そんなこんなで終盤、ようやく慣れてきて落ち着きを取り戻したと思ったところで、国技館に響き渡る拍子木の音。なんか聞いたことのある声のアナウンスが「西方土俵入りであります」と。そこそこ良い体格をされたどすこいダンサーズの皆さまが、センターステージを土俵に見立てて土俵入りをはじめました。まわし締めて一人ずつ土俵に上がって名前を呼ばれて丸く並んで最後に振りがあるあれです。NHKの相撲中継で十両の取り組みが終わった後に見られるガチのやつです。

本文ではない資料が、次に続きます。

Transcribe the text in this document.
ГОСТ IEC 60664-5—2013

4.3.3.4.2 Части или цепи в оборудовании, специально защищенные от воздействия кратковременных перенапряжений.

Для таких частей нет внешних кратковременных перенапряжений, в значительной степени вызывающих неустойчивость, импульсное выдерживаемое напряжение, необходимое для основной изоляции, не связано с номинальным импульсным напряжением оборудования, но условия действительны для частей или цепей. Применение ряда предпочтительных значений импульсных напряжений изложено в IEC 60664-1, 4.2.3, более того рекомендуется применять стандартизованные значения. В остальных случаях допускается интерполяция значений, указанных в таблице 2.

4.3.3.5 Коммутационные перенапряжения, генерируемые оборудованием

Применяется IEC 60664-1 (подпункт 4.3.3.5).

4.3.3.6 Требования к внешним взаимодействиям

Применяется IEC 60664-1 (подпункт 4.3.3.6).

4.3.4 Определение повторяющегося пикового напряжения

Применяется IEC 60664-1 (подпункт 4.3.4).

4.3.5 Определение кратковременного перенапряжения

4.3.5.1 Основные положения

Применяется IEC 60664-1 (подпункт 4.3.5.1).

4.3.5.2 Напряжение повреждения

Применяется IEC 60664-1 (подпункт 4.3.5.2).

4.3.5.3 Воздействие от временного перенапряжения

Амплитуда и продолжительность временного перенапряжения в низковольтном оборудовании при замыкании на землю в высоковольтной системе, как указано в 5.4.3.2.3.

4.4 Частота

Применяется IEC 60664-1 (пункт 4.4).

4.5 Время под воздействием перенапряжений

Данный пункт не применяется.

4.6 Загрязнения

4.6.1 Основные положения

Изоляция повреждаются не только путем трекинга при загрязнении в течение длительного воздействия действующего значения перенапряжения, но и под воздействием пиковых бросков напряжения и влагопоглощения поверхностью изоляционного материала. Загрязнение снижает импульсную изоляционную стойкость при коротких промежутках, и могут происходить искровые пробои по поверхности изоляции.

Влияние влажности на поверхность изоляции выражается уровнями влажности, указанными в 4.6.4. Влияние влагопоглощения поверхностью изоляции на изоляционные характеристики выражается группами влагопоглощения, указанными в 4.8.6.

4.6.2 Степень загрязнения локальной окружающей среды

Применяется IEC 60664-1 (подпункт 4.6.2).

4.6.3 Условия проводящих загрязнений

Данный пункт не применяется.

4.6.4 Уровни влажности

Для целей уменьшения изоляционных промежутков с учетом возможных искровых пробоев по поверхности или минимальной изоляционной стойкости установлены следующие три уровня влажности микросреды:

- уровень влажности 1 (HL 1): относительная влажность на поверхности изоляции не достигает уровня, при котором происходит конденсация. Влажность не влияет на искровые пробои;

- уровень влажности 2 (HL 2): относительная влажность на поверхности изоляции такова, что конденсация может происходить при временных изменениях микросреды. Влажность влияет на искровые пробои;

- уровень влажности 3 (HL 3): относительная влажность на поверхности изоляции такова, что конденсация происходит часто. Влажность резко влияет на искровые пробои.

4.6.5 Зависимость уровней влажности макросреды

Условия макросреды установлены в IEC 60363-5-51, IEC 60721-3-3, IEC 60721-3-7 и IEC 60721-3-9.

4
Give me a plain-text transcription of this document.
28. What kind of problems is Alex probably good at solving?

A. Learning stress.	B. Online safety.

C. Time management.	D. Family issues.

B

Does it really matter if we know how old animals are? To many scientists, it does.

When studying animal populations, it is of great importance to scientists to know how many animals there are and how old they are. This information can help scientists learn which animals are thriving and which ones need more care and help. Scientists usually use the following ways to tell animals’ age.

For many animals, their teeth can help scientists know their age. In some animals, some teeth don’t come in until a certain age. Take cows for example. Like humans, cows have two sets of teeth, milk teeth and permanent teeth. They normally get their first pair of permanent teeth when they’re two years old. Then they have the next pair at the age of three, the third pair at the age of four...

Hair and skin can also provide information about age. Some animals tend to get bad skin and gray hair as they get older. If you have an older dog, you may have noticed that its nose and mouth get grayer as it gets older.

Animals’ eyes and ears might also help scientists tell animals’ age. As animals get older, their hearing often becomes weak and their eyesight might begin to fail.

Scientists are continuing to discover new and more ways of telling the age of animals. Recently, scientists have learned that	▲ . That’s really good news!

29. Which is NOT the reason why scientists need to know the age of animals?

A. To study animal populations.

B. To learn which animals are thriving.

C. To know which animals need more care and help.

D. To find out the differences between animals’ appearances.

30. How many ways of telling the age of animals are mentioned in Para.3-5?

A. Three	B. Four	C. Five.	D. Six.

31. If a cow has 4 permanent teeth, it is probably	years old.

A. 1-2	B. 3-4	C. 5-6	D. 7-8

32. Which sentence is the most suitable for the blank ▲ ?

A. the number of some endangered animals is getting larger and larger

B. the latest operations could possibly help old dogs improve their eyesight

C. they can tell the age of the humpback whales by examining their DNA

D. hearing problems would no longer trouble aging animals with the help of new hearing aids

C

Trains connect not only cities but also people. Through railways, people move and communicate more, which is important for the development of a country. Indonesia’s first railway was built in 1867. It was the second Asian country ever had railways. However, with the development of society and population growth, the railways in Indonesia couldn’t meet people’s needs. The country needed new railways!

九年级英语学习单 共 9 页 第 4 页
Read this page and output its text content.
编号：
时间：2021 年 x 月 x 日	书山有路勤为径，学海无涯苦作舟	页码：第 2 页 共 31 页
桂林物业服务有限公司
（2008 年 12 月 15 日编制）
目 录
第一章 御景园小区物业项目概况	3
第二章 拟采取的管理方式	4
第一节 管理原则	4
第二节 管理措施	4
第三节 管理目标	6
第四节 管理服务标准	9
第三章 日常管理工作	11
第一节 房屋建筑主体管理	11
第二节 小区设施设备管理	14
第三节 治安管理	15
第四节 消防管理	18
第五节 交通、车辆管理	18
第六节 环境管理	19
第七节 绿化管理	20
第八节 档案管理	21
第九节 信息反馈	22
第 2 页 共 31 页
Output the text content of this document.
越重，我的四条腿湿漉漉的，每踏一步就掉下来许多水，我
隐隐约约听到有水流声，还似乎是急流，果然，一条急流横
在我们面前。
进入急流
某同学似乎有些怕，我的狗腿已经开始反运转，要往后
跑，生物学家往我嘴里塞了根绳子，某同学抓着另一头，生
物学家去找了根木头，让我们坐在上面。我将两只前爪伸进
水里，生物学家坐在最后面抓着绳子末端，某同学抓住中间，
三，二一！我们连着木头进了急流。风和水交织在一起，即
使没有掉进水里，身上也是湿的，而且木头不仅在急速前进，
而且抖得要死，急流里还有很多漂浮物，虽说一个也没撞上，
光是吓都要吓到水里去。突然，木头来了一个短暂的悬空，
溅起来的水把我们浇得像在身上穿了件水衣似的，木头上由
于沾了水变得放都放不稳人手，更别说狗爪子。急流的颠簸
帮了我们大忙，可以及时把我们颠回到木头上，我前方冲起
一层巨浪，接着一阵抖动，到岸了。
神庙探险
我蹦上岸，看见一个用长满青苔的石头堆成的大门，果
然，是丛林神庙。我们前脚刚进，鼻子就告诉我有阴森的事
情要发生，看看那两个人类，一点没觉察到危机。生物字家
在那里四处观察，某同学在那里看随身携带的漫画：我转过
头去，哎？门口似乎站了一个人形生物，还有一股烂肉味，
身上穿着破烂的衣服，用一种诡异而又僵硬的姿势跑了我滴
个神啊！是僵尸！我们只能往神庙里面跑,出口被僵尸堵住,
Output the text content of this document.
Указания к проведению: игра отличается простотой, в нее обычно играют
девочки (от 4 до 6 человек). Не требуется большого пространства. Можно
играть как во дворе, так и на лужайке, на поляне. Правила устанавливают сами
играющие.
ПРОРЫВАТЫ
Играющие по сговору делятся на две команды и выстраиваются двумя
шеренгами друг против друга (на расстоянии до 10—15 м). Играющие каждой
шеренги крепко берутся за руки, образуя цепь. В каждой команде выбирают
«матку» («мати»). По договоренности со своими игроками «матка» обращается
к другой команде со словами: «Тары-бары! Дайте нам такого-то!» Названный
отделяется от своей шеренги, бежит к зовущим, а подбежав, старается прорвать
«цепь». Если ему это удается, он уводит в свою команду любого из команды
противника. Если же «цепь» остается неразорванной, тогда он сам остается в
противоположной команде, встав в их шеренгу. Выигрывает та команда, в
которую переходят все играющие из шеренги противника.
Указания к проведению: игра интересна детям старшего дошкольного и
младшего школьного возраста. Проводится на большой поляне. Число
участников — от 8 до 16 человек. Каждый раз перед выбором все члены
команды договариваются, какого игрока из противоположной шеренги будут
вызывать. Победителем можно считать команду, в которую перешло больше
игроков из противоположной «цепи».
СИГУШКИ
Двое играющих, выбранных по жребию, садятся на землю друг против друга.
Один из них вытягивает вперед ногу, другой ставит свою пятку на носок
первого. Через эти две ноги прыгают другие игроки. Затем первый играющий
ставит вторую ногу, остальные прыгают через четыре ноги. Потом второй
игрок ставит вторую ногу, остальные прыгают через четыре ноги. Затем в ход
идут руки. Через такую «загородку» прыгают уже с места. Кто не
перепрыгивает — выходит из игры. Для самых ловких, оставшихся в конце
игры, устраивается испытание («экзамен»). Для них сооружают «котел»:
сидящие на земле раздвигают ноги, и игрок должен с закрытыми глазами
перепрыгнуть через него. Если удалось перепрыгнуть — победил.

女性声優のライブを見に来たはずが、太ったおっさんたちが国技館でなんちゃって土俵入りをする様を見ていました。……まるで意味がわからない。
そんなこともありつつ、エアリアルダンサーが宙を舞ったり、ダンサーズの衣装は何度も変わるし豪華だし、炎は上がるし、どすこいダンサーズは大量にいるしで、演出は全体通してめっちゃ豪華でした。……豪華だけど信じられない絵面が眼前に広がるのあれなんですかね。アンコールのエアリアルダンサーが宙を舞いの、太ももセクシー衣装+ライブTシャツなダンサーたちが舞い踊りの、大量のどすこいダンサーズが相撲の動作を取り入れた動きを見せつつの、ミニスカサンタ風衣装のすみペが真ん中にいての、会場全体で「むろみーーー!!!」と叫ぶあの空間はマジで異空間だった。あとアンコールのコールが「取り直し!」だった。初めてだよそんなの。
アニゲラというか杉田智和プロデュースの転換中のVTRにしても、時事ネタからオタクネタ、他の声優いじりネタまで盛りだくさんのすみぺのMCにしても、とにかく己のセンスを信じてこれが行く道なんだよと見せつけるような感じのライブだったと思います。上坂すみれという人は歌が上手い人だとは思っていなかったし、曲もそんなに好きな訳ではなかったのだけど、これはそういう問題のものではない。ついでに言えば声優であることすら関係ない。共産趣味の中野系サブカルがバックボーンでオタクシーンの最前線を走り内向的後ろ向きだけどこんなステージに立っちゃう独自のキャラクターを持って、上坂すみれとそのプロデュースチームが作りあげた一つの表現なんだろうなと思います。
メジャーでサブカルでオタクで文化系でフィジカル系で豪華だけどどこかアングラで、色々なものがごっちゃになった上で本人のキャラまで含めて奇跡的なバランスで成り立っているこの感じ。変人たちが真っ向勝負で作り上げる本気の茶番っていうか、そういうものが両国国技館という割と大きな会場でお祭り感のある一大エンターテインメントとして昇華されているのは、素直に凄いと感心しました。
あとすみぺがですね、可愛いですね、うん。改めて単純に美人だっていうのもありますが、凄く近いんだけど一線は引いた感じのファンへの距離感の取り方とか、後ろ向きなんだけど前には進んでる感じとか、ああこれは推す人が出る訳だなと。最後の最後の「本当は可愛いって言われたい!」まで、なんというかこう、文化系的なというか、いい意味でオタサーの姫の一番強いやつ的な魅力に溢れておりました。